Professor: Choke on that, causality!
- The standard rule for time travel in Gargoyles.
- Goliath tried to convince Demona in the past not to turn evil, and she seems to take it all to heart. Unfortunately, one guy, even the love of your life, telling you to "stay good" is trumped by centuries of of being brutalized by humans. It's a true Tear Jerker to realize that Demona and Goliath were once really and truly Happily Married.
- Xanatos uses this to his advantage. He gives two period coins to the Illuminati, along with a letter. The coins are like pennies in the past, but by the present they're very valuable and are the coins that started his fortune. The letter of course, is to tell him to do just that.
- Later, Goliath attempts to use the time-travelling Phoenix Gate to save Griff from being killed during the Blitz in WWII London, after being accused of abandoning or murdering Griff by his companions. With incident after increasingly improbable incident occurring that indicates the universe has decided Griff is its new Chew Toy, Goliath ultimately concludes that fate will not allow Griff to get home and uses the Phoenix Gate to bring Griff back with him to the present, thus causing his original disappearance.
- Mid-way through the Avalon arc, the Arch-Mage Took A Shitload Of Levels In Badass via a self-inflicted Stable Time Loop. Full details on that page.

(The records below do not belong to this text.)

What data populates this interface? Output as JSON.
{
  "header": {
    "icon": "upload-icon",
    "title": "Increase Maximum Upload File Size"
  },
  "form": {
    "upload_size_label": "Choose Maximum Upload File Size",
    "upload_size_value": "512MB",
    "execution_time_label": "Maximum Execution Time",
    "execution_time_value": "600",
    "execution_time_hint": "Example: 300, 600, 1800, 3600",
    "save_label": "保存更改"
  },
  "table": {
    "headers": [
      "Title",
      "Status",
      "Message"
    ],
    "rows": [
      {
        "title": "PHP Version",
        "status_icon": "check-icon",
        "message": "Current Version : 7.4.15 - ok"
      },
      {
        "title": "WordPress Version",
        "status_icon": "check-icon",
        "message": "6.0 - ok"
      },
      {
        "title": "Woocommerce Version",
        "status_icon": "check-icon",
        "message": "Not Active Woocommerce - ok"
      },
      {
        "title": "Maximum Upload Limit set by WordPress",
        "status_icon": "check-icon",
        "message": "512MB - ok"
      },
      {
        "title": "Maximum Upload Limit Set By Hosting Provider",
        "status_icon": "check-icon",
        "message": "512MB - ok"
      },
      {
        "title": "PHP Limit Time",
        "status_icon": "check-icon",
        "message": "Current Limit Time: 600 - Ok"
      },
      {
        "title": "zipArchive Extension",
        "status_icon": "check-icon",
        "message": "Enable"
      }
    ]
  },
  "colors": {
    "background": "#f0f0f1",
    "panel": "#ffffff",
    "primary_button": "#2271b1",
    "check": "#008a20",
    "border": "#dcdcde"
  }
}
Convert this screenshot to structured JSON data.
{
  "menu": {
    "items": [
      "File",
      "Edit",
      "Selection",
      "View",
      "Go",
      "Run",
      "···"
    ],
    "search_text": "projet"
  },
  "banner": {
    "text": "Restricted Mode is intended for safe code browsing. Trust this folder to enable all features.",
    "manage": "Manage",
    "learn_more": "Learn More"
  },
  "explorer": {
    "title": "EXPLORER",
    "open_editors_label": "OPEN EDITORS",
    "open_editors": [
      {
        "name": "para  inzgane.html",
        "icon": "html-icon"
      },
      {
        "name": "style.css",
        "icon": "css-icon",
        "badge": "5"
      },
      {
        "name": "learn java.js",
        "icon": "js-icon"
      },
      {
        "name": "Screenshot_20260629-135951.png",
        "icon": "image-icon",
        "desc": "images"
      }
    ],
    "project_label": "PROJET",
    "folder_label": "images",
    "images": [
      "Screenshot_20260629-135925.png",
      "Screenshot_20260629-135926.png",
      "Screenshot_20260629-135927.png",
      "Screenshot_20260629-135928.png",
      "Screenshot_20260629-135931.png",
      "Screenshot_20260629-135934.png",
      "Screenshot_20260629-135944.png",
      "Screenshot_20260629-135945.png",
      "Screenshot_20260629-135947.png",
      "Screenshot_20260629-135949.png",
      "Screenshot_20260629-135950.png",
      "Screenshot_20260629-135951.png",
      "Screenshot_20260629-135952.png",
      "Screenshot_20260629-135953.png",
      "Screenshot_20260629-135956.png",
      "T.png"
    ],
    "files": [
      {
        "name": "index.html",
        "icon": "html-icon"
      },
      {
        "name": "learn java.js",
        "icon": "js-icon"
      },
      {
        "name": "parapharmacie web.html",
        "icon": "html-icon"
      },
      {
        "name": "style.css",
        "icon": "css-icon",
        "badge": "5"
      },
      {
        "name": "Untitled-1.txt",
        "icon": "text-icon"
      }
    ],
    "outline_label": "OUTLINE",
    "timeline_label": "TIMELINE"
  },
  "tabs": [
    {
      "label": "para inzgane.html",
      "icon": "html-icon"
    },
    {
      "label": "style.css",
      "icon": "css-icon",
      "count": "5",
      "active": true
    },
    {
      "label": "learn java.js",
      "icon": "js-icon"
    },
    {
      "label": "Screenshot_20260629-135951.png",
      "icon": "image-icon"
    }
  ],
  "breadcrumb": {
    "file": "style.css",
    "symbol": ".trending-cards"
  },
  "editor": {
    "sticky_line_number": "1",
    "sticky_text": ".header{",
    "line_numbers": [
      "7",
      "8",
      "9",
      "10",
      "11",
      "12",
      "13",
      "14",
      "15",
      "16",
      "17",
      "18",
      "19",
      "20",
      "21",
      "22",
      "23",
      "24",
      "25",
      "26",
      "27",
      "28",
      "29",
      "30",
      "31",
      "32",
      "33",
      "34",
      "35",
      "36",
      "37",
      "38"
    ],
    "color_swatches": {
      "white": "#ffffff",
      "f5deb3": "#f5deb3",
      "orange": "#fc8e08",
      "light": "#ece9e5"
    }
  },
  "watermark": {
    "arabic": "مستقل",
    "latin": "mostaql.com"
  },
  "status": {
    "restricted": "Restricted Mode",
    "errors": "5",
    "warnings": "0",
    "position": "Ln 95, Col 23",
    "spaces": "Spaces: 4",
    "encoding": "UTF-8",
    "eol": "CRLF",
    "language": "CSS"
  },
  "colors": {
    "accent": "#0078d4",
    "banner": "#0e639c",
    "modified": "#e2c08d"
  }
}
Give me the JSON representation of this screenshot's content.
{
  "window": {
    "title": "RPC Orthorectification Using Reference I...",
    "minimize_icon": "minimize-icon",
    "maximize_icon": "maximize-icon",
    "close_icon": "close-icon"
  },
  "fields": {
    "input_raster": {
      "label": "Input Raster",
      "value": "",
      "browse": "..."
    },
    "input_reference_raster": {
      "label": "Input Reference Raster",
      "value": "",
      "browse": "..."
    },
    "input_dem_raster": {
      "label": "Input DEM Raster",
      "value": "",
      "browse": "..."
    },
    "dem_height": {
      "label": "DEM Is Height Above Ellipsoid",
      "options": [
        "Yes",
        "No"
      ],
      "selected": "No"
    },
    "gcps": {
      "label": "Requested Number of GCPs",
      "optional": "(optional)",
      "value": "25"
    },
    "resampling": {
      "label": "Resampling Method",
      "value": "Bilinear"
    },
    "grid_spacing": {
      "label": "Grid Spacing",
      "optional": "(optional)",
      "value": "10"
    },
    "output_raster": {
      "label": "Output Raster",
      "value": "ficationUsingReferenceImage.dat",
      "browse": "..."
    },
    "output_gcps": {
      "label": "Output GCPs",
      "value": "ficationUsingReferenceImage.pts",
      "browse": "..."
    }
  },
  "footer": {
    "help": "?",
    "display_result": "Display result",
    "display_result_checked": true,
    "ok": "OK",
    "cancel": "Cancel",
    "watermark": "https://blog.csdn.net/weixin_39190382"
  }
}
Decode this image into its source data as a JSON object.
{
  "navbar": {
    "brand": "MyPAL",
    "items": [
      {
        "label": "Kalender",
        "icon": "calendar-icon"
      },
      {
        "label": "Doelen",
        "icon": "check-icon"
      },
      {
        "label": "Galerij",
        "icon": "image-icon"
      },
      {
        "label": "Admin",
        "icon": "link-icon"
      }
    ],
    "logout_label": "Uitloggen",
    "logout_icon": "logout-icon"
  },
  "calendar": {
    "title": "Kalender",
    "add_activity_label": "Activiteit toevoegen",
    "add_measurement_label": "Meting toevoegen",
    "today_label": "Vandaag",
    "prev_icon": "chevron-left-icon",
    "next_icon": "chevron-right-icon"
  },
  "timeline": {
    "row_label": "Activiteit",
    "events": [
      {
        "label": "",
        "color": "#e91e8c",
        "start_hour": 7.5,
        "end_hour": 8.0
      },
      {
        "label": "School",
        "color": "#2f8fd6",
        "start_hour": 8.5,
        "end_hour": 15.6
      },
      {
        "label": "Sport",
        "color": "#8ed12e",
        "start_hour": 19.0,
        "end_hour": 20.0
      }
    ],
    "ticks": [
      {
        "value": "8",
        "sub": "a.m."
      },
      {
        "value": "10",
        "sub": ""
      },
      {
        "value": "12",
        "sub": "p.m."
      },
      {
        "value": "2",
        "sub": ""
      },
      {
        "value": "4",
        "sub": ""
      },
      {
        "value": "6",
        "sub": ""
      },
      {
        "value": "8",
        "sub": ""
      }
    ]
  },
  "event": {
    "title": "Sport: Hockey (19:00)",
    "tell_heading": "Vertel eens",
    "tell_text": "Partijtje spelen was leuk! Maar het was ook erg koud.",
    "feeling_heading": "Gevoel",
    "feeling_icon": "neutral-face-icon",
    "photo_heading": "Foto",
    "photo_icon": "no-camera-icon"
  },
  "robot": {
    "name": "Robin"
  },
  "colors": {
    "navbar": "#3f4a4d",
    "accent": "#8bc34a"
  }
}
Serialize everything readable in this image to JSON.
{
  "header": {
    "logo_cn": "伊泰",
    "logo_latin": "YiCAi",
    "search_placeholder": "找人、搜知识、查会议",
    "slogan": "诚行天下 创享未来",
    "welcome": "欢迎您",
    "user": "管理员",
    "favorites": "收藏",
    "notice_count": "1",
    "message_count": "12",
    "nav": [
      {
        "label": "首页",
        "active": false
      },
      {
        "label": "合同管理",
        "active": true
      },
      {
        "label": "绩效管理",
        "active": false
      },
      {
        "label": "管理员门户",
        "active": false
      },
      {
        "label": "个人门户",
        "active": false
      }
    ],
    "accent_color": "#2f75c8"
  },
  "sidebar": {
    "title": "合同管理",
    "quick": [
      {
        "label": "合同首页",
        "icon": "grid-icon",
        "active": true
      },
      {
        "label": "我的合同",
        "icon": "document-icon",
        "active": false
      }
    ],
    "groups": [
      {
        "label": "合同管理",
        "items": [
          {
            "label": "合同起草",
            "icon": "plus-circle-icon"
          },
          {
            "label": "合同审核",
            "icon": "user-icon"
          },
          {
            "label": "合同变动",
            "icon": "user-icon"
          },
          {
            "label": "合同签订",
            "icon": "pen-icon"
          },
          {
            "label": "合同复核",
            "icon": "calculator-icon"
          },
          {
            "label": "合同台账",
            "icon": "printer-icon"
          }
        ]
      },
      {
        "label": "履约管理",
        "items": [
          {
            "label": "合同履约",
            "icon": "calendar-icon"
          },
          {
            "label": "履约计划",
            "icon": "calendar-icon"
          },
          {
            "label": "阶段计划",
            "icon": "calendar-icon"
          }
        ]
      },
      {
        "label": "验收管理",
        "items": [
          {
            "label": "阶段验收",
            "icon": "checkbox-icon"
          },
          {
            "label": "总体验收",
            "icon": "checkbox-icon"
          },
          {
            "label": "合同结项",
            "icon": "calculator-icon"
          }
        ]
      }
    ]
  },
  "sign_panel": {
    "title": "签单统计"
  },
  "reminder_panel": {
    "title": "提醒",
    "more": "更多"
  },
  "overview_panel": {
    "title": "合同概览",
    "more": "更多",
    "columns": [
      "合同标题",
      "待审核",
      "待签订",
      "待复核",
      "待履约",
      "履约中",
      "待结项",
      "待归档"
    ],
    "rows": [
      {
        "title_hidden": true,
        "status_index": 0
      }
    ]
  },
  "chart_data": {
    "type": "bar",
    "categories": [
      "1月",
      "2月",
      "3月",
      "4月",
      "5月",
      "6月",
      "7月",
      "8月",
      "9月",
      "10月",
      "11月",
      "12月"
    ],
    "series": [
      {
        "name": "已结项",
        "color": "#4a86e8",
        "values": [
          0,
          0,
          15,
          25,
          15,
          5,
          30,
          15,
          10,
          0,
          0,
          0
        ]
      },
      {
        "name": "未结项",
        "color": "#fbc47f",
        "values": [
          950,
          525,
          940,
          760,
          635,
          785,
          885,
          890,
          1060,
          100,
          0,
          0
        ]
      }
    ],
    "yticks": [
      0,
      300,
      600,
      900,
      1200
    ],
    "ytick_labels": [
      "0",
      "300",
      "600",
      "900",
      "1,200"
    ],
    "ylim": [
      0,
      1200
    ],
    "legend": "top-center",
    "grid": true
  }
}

- Goliath winds up in a Bad Future (really All Just a Dream), and Elisa keeps egging Goliath on to use the Phoenix Gate to fix things. This is a hint that Elisa isn't what she seems, as by now, she should know how the Gate works.
- Used on an episode of Justice League Unlimited. Brainiac 5 imports heroes from the past because history mentioned an incident where heroes traveled to the future. He tries to avoid mentioning how it turned out, of course, just to be sure things go the way they're supposed to, with only two of the three returning.
- Nobody dies. Supergirl just decided to stay in the future.
- In the Darkwing Duck episode "Paraducks", Gosalyn warns Darkwing not to interfere into the past when they went back in time to his childhood. At first he doesn't and returns to the present, only to find that S.H.U.S.H. doesn't exist, the King, a two bit thug from Darkwing's childhood has taken over St. Canard and he serves as the King's cowardly lackey, never became Darkwing Duck. They go back and time and shut down the King for good and give little Drakey Mallard (Darkwing) the courage he needed.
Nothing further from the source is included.